We are a Digital Product Engineering company that is scaling in a big way! We build products, services, and experiences that inspire, excite, and delight. We work at scale — across all devices and digital mediums, and our people exist everywhere in the world (18000+ experts across 37 countries, to be exact). Our work culture is dynamic and non-hierarchical. We are looking for great new colleagues.
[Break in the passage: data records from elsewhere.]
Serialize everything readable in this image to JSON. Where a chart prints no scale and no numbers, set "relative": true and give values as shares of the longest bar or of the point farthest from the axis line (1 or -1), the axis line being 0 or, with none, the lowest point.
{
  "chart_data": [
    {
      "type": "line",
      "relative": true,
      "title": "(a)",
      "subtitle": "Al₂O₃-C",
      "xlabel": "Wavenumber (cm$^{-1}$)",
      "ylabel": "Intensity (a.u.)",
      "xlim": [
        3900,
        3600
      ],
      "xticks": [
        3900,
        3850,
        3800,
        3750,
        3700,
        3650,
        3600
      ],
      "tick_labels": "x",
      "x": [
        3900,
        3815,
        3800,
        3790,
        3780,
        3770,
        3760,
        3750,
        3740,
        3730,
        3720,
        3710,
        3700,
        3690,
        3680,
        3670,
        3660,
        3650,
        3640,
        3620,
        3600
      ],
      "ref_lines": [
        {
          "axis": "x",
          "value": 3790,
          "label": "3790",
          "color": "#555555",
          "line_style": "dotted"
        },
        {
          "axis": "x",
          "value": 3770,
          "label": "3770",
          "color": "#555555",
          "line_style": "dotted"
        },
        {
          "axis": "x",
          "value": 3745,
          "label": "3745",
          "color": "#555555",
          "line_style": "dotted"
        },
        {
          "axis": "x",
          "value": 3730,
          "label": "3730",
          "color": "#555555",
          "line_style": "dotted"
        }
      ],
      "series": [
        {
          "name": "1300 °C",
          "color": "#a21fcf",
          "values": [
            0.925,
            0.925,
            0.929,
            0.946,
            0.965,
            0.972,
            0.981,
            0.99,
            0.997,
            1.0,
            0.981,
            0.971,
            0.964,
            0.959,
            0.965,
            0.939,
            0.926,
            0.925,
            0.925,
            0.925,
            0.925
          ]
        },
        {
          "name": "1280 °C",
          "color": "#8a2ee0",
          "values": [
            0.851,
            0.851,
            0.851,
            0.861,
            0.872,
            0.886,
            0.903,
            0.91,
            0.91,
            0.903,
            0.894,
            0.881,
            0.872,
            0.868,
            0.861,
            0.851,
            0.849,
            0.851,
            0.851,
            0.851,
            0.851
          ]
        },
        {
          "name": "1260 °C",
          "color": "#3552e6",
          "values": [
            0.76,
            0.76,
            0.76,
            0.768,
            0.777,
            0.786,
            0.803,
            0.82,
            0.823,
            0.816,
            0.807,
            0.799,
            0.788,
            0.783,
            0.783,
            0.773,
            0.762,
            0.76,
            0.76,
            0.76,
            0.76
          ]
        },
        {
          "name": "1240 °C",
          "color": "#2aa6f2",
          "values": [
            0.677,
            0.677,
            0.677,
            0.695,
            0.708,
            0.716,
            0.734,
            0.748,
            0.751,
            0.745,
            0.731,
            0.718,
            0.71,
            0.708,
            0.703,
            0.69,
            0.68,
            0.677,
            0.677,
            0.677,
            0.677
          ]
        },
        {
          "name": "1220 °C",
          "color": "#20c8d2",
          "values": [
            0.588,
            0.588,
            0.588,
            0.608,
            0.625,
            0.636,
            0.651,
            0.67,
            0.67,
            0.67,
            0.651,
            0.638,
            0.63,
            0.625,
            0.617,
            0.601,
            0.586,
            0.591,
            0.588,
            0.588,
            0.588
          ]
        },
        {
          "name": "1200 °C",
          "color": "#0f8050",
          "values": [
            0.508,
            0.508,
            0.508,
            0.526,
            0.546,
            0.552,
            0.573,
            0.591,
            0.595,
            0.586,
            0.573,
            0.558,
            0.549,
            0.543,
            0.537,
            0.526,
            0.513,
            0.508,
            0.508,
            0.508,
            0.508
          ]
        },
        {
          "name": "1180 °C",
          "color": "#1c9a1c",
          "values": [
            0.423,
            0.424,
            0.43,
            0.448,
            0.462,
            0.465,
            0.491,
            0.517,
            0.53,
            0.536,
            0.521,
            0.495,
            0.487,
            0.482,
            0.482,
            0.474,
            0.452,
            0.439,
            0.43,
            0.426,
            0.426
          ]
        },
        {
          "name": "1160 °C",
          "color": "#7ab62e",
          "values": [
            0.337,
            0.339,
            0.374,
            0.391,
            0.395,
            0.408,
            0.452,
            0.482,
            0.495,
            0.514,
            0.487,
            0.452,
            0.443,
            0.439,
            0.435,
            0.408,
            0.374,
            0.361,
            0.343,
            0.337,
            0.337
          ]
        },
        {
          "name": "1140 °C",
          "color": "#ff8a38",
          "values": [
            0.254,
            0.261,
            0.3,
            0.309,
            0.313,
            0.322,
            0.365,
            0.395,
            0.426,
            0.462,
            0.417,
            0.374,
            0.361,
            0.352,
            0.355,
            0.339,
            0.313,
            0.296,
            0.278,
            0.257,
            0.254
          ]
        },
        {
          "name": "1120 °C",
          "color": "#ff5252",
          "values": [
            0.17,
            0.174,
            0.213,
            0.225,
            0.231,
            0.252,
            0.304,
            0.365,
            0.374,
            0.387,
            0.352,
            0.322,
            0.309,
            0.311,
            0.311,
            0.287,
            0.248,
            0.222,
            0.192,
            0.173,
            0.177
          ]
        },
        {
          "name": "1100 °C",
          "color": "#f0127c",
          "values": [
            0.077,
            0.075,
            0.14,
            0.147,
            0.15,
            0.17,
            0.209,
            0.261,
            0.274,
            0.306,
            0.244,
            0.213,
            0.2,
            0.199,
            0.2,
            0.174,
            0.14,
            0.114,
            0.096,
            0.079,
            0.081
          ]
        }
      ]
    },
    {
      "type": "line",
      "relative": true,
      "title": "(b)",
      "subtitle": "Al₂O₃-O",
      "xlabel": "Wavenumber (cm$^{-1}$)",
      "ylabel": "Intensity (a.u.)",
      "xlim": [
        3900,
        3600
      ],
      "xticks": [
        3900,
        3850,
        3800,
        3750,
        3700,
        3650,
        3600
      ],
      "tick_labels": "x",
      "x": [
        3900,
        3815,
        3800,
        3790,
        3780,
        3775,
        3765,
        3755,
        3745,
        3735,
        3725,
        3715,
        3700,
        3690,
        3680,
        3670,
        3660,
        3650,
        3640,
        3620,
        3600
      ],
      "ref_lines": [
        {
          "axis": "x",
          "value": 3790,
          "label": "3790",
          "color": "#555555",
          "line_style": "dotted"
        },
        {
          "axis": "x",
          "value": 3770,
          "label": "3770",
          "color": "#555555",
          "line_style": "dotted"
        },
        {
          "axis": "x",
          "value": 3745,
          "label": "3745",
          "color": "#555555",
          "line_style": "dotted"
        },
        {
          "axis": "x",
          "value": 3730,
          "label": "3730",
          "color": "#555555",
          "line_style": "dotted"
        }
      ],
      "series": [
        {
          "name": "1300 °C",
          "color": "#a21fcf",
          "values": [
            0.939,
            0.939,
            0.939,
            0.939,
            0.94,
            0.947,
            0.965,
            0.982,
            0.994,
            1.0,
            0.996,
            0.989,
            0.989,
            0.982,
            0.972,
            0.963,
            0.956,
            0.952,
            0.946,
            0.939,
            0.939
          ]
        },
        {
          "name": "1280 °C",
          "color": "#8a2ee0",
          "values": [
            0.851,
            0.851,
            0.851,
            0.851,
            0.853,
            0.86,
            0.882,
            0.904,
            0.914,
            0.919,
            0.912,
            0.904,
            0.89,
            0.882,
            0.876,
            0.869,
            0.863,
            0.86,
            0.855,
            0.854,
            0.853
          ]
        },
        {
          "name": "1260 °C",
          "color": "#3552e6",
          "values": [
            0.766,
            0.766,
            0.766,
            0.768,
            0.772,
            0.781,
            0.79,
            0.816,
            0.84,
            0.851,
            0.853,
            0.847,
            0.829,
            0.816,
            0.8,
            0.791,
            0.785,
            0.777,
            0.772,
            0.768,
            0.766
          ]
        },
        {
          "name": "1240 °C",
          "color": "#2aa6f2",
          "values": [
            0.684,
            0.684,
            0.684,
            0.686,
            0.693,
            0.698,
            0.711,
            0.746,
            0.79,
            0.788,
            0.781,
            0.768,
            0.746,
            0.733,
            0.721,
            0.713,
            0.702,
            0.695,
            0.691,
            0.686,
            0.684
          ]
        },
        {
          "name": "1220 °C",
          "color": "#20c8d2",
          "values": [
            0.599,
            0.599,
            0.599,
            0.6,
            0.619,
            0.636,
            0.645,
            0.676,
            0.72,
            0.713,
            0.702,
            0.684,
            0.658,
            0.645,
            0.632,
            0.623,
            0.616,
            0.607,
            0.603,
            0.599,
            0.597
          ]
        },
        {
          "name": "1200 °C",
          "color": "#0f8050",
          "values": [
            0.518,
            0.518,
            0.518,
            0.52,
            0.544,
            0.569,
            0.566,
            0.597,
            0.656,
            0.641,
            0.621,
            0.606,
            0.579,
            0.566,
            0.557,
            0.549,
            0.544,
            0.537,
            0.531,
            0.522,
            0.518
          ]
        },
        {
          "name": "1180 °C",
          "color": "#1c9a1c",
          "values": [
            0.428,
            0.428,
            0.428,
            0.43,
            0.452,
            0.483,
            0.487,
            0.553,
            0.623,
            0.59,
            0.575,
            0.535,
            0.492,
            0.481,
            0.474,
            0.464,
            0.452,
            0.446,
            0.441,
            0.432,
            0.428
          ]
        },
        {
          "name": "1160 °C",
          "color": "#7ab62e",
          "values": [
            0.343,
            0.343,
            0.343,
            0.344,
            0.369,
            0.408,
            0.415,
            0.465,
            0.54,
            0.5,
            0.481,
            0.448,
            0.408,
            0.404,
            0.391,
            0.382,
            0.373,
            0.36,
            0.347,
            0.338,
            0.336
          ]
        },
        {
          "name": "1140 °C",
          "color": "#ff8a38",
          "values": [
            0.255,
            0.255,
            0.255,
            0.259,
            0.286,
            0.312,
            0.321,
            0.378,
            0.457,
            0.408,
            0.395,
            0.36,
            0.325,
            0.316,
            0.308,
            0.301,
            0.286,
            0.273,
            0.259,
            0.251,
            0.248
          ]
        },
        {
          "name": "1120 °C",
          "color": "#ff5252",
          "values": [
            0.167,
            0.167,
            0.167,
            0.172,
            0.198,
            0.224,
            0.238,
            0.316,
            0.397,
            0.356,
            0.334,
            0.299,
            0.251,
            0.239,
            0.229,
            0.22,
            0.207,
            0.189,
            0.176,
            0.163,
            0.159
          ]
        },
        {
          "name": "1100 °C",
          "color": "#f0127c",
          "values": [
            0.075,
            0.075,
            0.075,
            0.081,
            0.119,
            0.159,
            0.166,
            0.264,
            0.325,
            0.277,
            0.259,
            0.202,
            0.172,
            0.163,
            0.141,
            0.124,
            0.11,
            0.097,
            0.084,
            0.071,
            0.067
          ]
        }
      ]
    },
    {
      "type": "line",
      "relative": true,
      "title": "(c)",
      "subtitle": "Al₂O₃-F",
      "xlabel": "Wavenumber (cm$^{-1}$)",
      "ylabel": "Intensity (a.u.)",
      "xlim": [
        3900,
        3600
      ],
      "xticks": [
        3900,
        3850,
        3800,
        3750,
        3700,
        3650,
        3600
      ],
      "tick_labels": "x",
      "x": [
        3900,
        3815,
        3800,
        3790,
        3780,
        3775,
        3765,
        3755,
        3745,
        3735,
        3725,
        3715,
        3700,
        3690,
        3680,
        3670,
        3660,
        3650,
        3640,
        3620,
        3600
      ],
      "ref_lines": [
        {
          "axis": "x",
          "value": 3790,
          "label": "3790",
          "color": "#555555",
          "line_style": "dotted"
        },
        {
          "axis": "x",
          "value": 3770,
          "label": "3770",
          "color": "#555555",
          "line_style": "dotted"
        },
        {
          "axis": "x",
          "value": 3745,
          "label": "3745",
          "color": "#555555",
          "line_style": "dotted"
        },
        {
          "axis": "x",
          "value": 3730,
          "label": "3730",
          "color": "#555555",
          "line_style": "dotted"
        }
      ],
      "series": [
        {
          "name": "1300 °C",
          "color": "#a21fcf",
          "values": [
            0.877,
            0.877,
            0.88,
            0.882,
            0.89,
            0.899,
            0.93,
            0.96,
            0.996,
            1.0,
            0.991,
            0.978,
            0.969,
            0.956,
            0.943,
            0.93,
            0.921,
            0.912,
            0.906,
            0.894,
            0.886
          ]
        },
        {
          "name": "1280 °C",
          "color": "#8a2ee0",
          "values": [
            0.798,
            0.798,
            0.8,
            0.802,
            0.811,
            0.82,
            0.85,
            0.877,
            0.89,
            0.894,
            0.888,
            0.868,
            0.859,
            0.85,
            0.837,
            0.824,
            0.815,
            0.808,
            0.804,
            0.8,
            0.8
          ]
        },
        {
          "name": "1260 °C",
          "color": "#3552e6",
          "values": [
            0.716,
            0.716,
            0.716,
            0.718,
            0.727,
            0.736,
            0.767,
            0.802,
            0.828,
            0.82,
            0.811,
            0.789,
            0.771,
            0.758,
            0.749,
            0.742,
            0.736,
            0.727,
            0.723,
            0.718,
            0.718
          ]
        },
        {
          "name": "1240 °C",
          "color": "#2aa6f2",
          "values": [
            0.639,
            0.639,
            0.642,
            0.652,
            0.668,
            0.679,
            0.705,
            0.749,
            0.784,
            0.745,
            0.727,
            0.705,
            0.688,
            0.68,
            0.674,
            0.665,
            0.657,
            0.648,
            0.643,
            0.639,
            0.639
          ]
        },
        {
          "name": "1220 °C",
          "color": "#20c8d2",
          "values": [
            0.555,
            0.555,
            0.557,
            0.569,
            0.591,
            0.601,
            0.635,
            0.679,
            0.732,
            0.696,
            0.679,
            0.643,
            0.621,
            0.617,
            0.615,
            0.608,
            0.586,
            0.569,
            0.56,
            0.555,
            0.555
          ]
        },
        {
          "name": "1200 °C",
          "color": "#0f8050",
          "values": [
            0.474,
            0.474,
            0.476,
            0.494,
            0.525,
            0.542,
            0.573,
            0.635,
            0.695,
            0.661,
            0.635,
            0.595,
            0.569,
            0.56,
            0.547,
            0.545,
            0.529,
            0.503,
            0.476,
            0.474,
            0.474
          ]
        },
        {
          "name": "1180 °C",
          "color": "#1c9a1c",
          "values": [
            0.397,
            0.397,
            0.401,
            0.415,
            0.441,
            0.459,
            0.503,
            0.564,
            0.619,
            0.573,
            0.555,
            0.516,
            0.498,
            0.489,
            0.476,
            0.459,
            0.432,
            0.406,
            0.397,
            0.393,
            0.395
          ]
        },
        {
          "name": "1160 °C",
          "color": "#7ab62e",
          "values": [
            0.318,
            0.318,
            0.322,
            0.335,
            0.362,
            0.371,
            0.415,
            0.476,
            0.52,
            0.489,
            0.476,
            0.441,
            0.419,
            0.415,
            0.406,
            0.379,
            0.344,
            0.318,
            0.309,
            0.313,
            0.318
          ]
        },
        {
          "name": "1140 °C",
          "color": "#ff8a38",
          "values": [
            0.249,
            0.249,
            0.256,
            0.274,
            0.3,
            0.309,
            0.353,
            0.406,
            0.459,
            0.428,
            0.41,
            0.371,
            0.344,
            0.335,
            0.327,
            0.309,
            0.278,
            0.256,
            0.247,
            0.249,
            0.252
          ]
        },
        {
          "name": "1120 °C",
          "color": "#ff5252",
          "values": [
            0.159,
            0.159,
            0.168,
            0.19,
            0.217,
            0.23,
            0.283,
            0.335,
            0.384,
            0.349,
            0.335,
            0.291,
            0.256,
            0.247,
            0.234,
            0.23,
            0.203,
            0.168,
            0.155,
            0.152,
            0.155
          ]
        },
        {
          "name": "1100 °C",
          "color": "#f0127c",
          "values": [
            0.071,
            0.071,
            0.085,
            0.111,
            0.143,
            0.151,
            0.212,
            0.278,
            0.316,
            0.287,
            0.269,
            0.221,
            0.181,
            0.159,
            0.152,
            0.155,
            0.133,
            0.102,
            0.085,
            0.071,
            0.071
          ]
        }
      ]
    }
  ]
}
That is where you come in!
Job Description
Design, develop, and maintain scalable data pipelines and ETL processes on Google Cloud Platform (GCP).
Implement and optimize data storage solutions using BigQuery, Cloud Storage, and other GCP services.
Collaborate with data scientists, machine learning engineers, data engineers, and other stakeholders to integrate and deploy machine learning models into production environments.
Develop and maintain custom deployment solutions for machine learning models using tools such as Kubeflow, AI Platform, and Docker.
Write clean, efficient, and maintainable code in Python and PySpark for data processing and transformation tasks.
Ensure data quality, integrity, and consistency through data validation and monitoring processes.
Deep understanding of Medallion architecture.
Develop metadata-driven pipelines and ensure optimal processing of data.
Use Terraform to manage and provision cloud infrastructure resources on GCP.
Troubleshoot and resolve production issues related to data pipelines and machine learning models.
Stay up-to-date with the latest industry trends and best practices in data engineering, machine learning, and cloud technologies.
Understand data lifecycle management, data pruning, model drift, and model optimizations.
Qualifications
Must have Skills: Machine Learning - General Experience, Visualization, Google Cloud Platform, PySpark.
Bachelor's or Master's degree in Computer Science, Engineering, or a related field.
Proven experience as a Data Engineer with a focus on GCP.
Strong proficiency in Python and PySpark for data processing and transformation.
Hands-on experience with machine learning model deployment and integration on GCP.
Familiarity with GCP services such as BigQuery, Cloud Storage, Dataflow, and AI Platform.
Experience with Terraform for infrastructure as code.
Experience with containerization and orchestration tools like Docker and Kubernetes.
Strong problem-solving skills and the ability to troubleshoot complex issues.
Excellent communication and collaboration skills.
Additional Information
Preferred Qualifications:
Experience with custom deployment solutions and MLOps.
Knowledge of other cloud platforms (AWS, Azure) is a plus.
Familiarity with CI/CD pipelines and tools like Jenkins or GitLab CI.
Visualization experience is nice to have but not mandatory.
Certification in GCP Data Engineering or related fields.